Noting the union’s possession of a strike certificate, and previous threats of industrial action, Mr Getaz also blamed reduced productivity and work slowdowns on the BIMAWU’s influence, and suggested that the “lock-out” was required to redress the negotiating balance.
These actions, he alleged, included “an operating deficit in all harvest levels” on a daily, weekly, monthly and year-to-date basis to February 22, 2019; “significantly lower boat loading rates” in February and March; and a “reduction to lowest loading rates”, which caused “significant costs and placed the company at risk of missing the contract for de-icing salt” around early March.
“The foregoing requires the company to consider whether, in the declared industrial action climate, it is necessary for the company to lock employees out of the plant in furtherance of the company’s bargaining objectives in negotiations for a new industrial agreement,” Mr Getaz told the union.
“We invite a response from you within the next 15 days with a view to arriving at a happy medium between the parties. Failing such a response, or the arrival to a happy medium between the parties, the company intends to proceed with its lock-out at the expiry of 15 days from the fate of this letter.”
Mr Getaz added that the company’s June 13 offer to the union was its “best and final” position, and said: “The company is not in a position to make further offers.”

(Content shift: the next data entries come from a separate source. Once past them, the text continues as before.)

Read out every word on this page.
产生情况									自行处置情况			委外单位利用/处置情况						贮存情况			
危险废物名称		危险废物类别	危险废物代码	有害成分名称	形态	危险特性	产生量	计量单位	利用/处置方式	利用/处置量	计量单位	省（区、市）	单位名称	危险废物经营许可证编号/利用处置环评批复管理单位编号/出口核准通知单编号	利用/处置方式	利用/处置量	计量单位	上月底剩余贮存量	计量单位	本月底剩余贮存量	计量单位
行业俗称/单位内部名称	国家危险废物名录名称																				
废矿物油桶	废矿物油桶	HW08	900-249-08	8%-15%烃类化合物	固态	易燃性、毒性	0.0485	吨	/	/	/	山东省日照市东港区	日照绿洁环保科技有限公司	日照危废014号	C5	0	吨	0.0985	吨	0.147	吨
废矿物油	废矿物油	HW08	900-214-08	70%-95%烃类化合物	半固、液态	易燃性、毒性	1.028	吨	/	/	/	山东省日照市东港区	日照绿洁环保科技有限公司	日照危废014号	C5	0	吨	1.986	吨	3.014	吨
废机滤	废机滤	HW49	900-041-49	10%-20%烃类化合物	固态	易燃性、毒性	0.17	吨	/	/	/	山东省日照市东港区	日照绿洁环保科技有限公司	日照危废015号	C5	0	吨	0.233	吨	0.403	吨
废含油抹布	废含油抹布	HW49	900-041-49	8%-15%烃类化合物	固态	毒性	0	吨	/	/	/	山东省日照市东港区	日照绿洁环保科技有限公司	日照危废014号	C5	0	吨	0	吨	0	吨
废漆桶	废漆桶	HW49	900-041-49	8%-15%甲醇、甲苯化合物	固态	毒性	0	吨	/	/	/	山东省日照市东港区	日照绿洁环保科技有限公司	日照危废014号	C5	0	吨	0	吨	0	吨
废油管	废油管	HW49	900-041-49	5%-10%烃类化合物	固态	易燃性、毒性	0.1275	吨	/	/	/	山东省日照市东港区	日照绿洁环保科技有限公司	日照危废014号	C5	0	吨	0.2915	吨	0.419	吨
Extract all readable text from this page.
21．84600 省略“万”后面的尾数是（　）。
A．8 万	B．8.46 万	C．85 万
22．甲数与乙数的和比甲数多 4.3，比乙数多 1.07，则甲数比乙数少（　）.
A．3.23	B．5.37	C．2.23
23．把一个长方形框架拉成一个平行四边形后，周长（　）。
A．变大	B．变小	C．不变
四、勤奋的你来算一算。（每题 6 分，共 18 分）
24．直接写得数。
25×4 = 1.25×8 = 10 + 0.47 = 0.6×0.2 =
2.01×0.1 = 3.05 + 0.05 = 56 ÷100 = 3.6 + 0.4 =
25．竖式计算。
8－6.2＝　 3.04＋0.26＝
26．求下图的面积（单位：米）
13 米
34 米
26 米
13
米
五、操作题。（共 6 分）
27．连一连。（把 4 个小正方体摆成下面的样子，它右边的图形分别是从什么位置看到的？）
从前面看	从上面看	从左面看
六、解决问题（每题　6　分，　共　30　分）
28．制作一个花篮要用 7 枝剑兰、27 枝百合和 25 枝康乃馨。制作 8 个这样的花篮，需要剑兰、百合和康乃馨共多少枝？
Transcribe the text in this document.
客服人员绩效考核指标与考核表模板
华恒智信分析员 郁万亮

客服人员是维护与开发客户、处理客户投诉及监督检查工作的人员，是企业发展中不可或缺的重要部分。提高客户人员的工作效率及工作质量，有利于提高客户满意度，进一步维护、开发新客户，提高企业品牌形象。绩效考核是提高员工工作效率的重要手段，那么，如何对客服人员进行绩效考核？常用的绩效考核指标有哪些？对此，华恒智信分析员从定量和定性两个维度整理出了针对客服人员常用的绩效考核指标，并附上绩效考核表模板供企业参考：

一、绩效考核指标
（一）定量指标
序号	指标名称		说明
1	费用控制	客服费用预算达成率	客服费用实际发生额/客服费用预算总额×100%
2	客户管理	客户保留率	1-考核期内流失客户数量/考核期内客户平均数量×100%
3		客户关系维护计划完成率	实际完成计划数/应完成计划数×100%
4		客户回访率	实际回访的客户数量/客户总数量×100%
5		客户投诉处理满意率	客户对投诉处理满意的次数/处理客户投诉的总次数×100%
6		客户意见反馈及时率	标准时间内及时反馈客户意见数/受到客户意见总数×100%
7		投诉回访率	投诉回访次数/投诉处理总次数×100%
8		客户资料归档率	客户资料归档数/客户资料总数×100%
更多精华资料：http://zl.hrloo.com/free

In response, the union’s Ms Brown told this newspaper that Inagua would become “a ghost town” should Morton Salt follow through with its staff lock-out threat. She added that while the BIMAWU wanted an industrial deal it would “not sign for stupidness”.
Obie Ferguson, the Trades Union Congress (TUC) president, and attorney and chief negotiator for the BIMAWU, last week argued that Morton Salt’s proposal was a “deficit industrial agreement” and called for salary increases that matched the inflation rate.
Explaining what he meant, the TUC chief said the base salary increases offered to workers over the proposed industrial agreement’s three-year term - 1.5 percent for each of the first two years, and 1.9 percent for the final year - were lower than the current rate of inflation and cost of living increases, which have both been impacted by last year’s VAT rate hike.
And, Mr Ferguson argued, the increase in staff contributions to their health insurance coverage would more than offset the positive effect from salary increases. “The increase in insurance would give you what I call a deficit industrial agreement, a negative,” he told this newspaper.